The Fed’s stated objective is to push longer-term interest rates down to stimulate economic activity, especially to help the struggling mortgage market and a still weak financial sector otherwise, but also to boost big ticket expenditures. The Fed turned once again to the extraordinary step of buying Treasury securities because it has no more room to lower the federal funds rate (its normal policy instrument), which is close to zero.
Markets have so far reacted very positively to the Fed announcement, even though initial market reaction was a little confusing. Interest rates on 30-year bonds went up instead of down at first, apparently because the Fed announced it would buy less 30-year bonds than markets had anticipated.
But global financial markets and policymakers have not been so positive. The Fed’s stimulus moves are in the opposite direction of what most countries are doing now.
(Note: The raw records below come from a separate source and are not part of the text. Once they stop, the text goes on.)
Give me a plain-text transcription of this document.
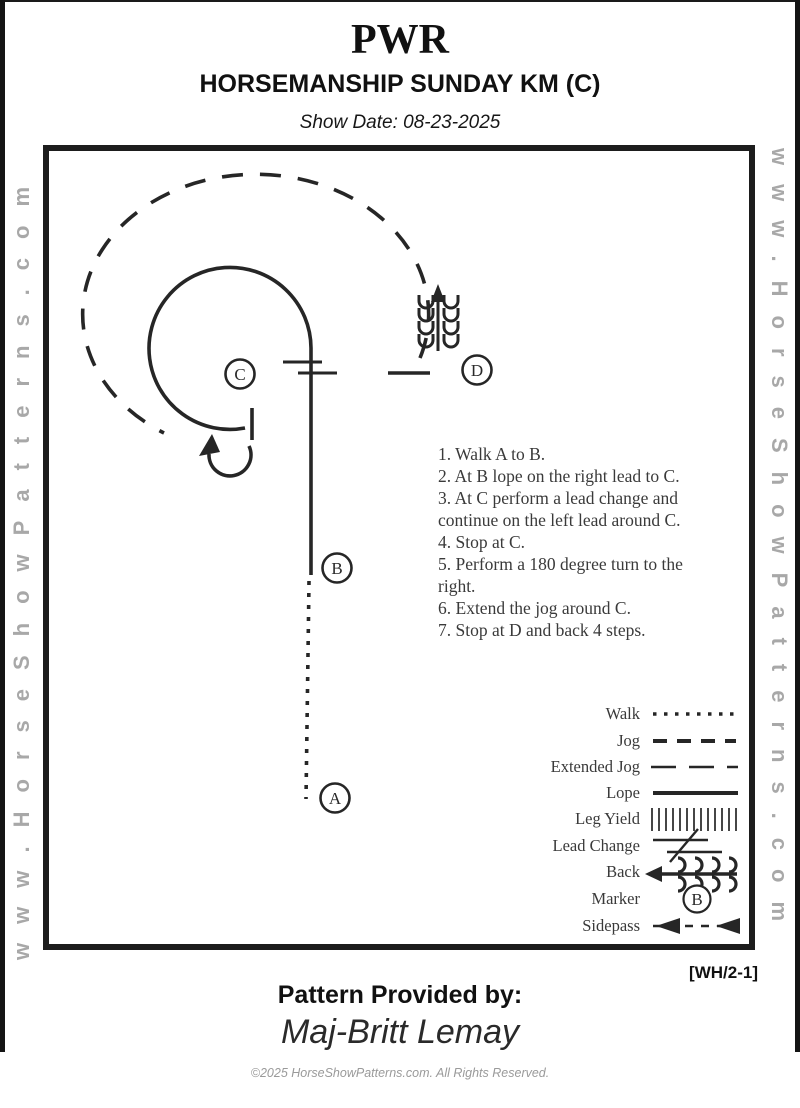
PWR
HORSEMANSHIP SUNDAY KM (C)
Show Date: 08-23-2025
www.HorseShowPatterns.com	www.HorseShowPatterns.com
B
C	D
B
A
1. Walk A to B.
2. At B lope on the right lead to C.
3. At C perform a lead change and
continue on the left lead around C.
4. Stop at C.
5. Perform a 180 degree turn to the
right.
6. Extend the jog around C.
7. Stop at D and back 4 steps.
Walk
Jog
Extended Jog
Lope
Leg Yield
Lead Change
Back
Marker
Sidepass
[WH/2-1]
Pattern Provided by:
Maj-Britt Lemay
©2025 HorseShowPatterns.com. All Rights Reserved.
Many other G-20 countries are consolidating fiscally, not changing monetary policy or under pressure to tighten. We can see the relative impact of the Fed’s shift in currency markets: the dollar has declined against the currencies of its major trade partners, as the return elsewhere now appears more appealing. Other countries are worried that a weaker dollar and accompanying capital inflows to their countries will be destabilizing, although they will also benefit from stimulative effects of a lower dollar on U.S. growth. In the run-up to the G-20 in a few weeks, policymakers (including central bankers) – many of whom are key financiers of our national debt - may increasingly call for the U.S. to put its stimulus measures within the context of longer-term fiscal discipline.
Released this morning, October’s employment figures are supporting positive market sentiment, although labor market weakness clearly continues. Based on October’s numbers, we see that the private sector is hiring, but not by enough to make a dent in the unemployment rate, which stayed at 9.6 percent. Other indicators of unemployment duration and discouraged workers suggest that conditions show little change.
As the dust settles on the election, our country’s fiscal direction remains highly uncertain and we are starting to see back-and-forth among policymakers in the run-up to the lame duck session and beyond. There could be many fiscal items on the lame duck agenda, including whether to renew all or some of the expiring tax cuts (see our previous blog on Congress's To Do List). In addition, today’s employment numbers are a reminder that unemployment insurance legislation expires at the end of November.